24.6 Avoiding copies
A pernicious source of slow R code is growing an object with a loop. Whenever you use c(), append(), cbind(), rbind(), or paste() to create a bigger object, R must first allocate space for the new object and then copy the old object to its new home. If you’re repeating this many times, like in a for loop, this can be quite expensive. You’ve entered Circle 2 of the R inferno.
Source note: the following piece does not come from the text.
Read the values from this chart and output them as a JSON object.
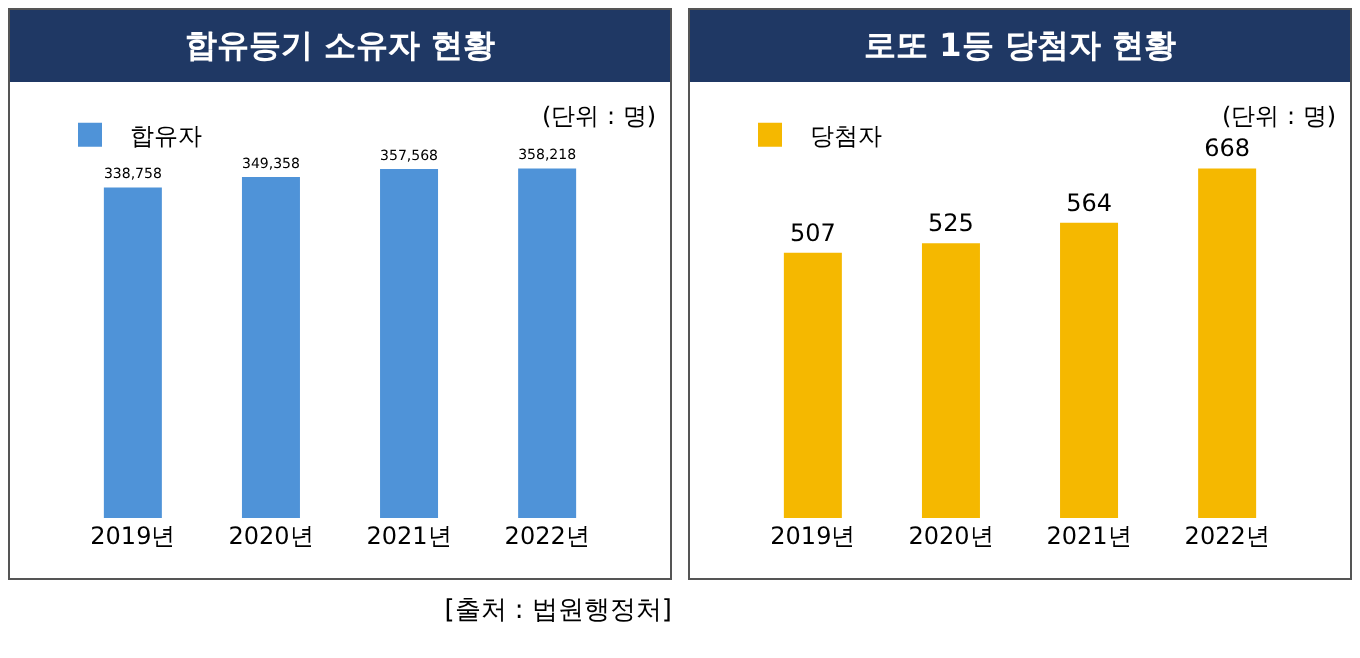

You saw one example of this type of problem in Section 23.2.2, so here I’ll show a slightly more complex example of the same basic issue. We first generate some random strings, and then combine them either iteratively with a loop using collapse(), or in a single pass using paste(). Note that the performance of collapse() gets relatively worse as the number of strings grows: combining 100 strings takes almost 30 times longer than combining 10 strings.
random_string <- function() {
paste(sample(letters, 50, replace = TRUE), collapse = "")
}
strings10 <- replicate(10, random_string())
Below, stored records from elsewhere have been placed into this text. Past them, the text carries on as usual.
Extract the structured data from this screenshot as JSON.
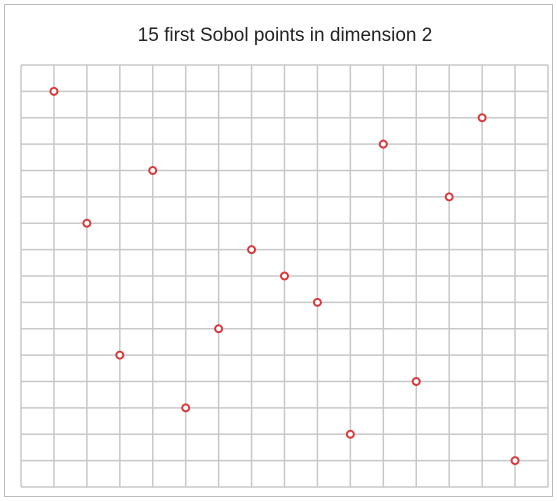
{
  "chart_data": {
    "type": "scatter",
    "title": "15 first Sobol points in dimension 2",
    "x": [
      0.0625,
      0.125,
      0.1875,
      0.25,
      0.3125,
      0.375,
      0.4375,
      0.5,
      0.5625,
      0.625,
      0.6875,
      0.75,
      0.8125,
      0.875,
      0.9375
    ],
    "values": [
      0.9375,
      0.625,
      0.3125,
      0.75,
      0.1875,
      0.375,
      0.5625,
      0.5,
      0.4375,
      0.125,
      0.8125,
      0.25,
      0.6875,
      0.875,
      0.0625
    ],
    "color": "#d9373a",
    "xlim": [
      0,
      1
    ],
    "ylim": [
      0,
      1
    ],
    "xticks": [
      0,
      0.0625,
      0.125,
      0.1875,
      0.25,
      0.3125,
      0.375,
      0.4375,
      0.5,
      0.5625,
      0.625,
      0.6875,
      0.75,
      0.8125,
      0.875,
      0.9375,
      1
    ],
    "yticks": [
      0,
      0.0625,
      0.125,
      0.1875,
      0.25,
      0.3125,
      0.375,
      0.4375,
      0.5,
      0.5625,
      0.625,
      0.6875,
      0.75,
      0.8125,
      0.875,
      0.9375,
      1
    ],
    "grid": true
  }
}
strings100 <- replicate(100, random_string())
collapse <- function(xs) {
out <- ""
for (x in xs) {
out <- paste0(out, x)
}
out
}
bench::mark(
loop10 = collapse(strings10),
loop100 = collapse(strings100),
vec10 = paste(strings10, collapse = ""),
vec100 = paste(strings100, collapse = ""),
check = FALSE
)[c("expression", "min", "median", "itr/sec", "n_gc")]
#> # A tibble: 4 x 4
#> expression min median `itr/sec`
#> <bch:expr> <bch:tm> <bch:tm> <dbl>
#> 1 loop10 27.95µs 30.31µs 32282.
#> 2 loop100 681.4µs 706.48µs 1410.
#> 3 vec10 5.68µs 5.93µs 163946.
#> 4 vec100 37.85µs 39.03µs 25399.Modifying an object in a loop, e.g., x[i] <- y, can also create a copy, depending on the class of x. Section 2.5.1 discusses this issue in more depth and gives you some tools to determine when you’re making copies.